Ich hab den Fehler inzwischen gefunden.
Das Problem war wirklich, dass Java den String autom. beim Speichern in die vorgegebene Konvention umwandelt. Somit hatte ich einen ISO String (vom Browser her übergeben bekommen), den Java dann beim speichern in UTF8 umgewandelt hat.
Gibt man nun beim OutputStreamWriter das entsprechende Charset (ISO-8859-1) an wird die Textdatei auch entsprechend gespeichert und alles ist wunderbar .

Dank dir auf jeden Fall für die Mühe


----------



## orkus9 (17. März 2005)

Ich denke nicht, dass deine Probleme damit gelöst sind.
Die Frage ist nicht, WIE  man UTF8 Strings/Dateien in ISOXXXX umwandelt,
sondern WARUM  man diese tut!

Viele Leute verstehen (fälschlicher weise) UTF8 als eine Erweiterung von ISOXXXX.
Dies ist NICHT der Fall. UTF8 ist das Standartencoding heutzutage, warum sollte man einen Schritt zurück machen und ISOXXXX verwenden?

Konkret zu deiner Frage:
Java-Quellcode sollte auf jeden Fall in UTF8 abgespeichert werden. Alle von Java 
generierten Dateien sowieso. Warum das gemacht werden sollte, kannst du auf dutzenden Seiten nachlesen.   Dies würde den Thread hier sprengen 
Wenn du Probleme bei der Darstellung der Java-erzeugten
Datei hast, liegt es an deinem Editor. Dummerweise sind die meisten Editoren nicht auf 
UTF8 enconding eingestellt (warum auch immer ist mir ein Rätsel).
Lade einfach einen Editor runter, wo du das Encoding ändern kannst und schon passt die sache.

Mache nicht den Anfängerfehler und spiele mit ISOXXXX encoding rum. Bei großen Anwendungen führt das über kurz oder lang zu eventuell sehr schwer zu findenden Fehlern.
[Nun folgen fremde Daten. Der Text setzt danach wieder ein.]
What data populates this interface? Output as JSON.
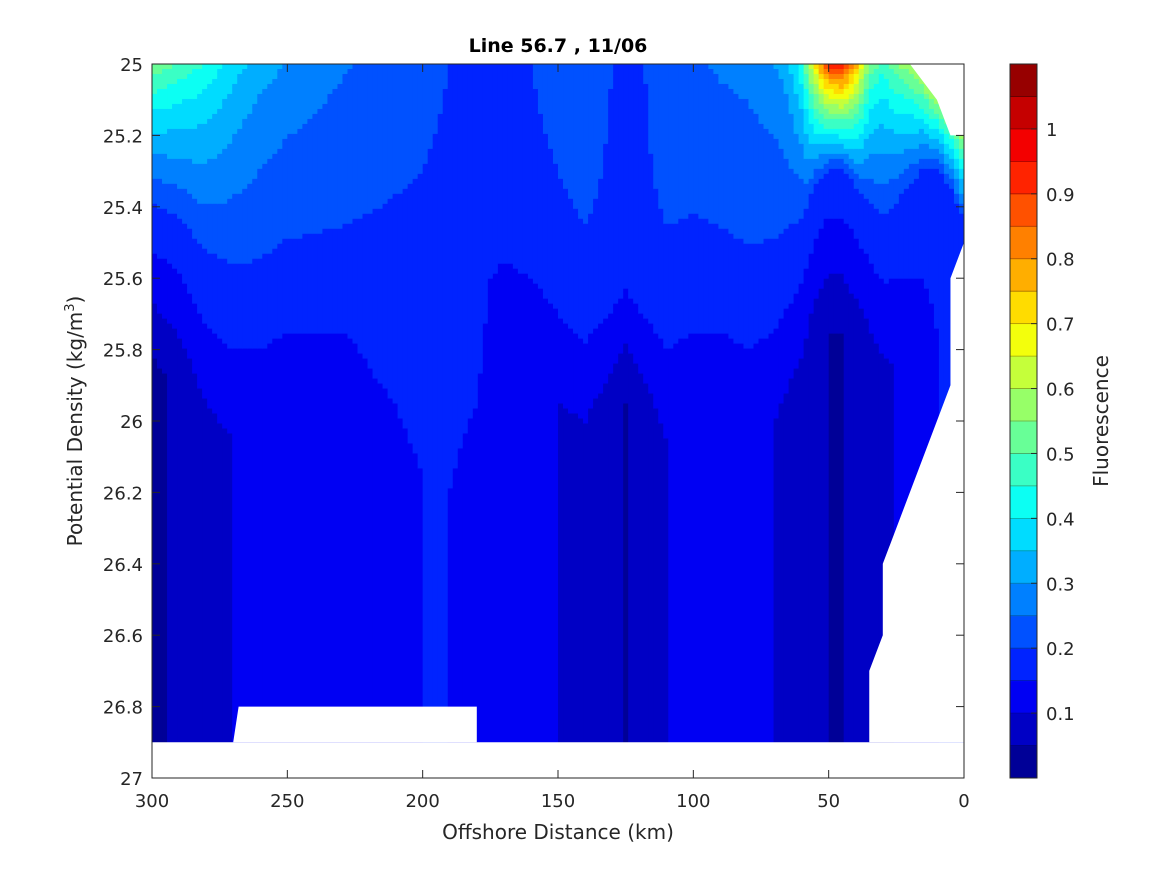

Darum mein Tip (aus Erfahrung):

Speichere sowohl den Java-Quellcode, wie auch alle anderen Dateien (z.B. erzeugte Dateien) in UTF8. Dann hast du keine Probleme. Wenn du z.B. eine Datei einliest, die 
nicht in UTF8 ist, wandle diese erst in UTF8 um und bearbeite diese erst dann.

Schöne Grüße

orkus9


----------



## JoFl (18. März 2005)

Du hast das falsch verstanden .

Ich muss eine JavaScript Datei erstellen, in der lediglich ein Text auf eine Variable zugewiesen wird, welche dann von einer HTML-Datei als .js geladen wird. Dies ist notwendig, da es sich hierbei um ein CMS System handelt. Diese .js Datei allerdings ist für JavaScript komplett untauglich, wenn sie in UTF8 geschrieben ist, da dort komischerweise nur ISO angezeigt wird.

Bei Dateien, die Java speichert und wieder ausliest (oder XML) spielt das ganze natürlich keine Rolle, aber in diesem speziellen Fall leider schon.

In welchem Format ich die Sourcen speichere spielt primär keine Rolle, da dies nur Sache des Editors ist. Theoretisch benötige ich nur den ASCII-Zeichensatz um programmieren zu können . Auch ist die Implementierung von UTF8 in Windows nicht gerade berauschend. UTF8 daher als Standard zu sehen würde ich mal gut 2 Jahre in die Zukunft verschieben.


----------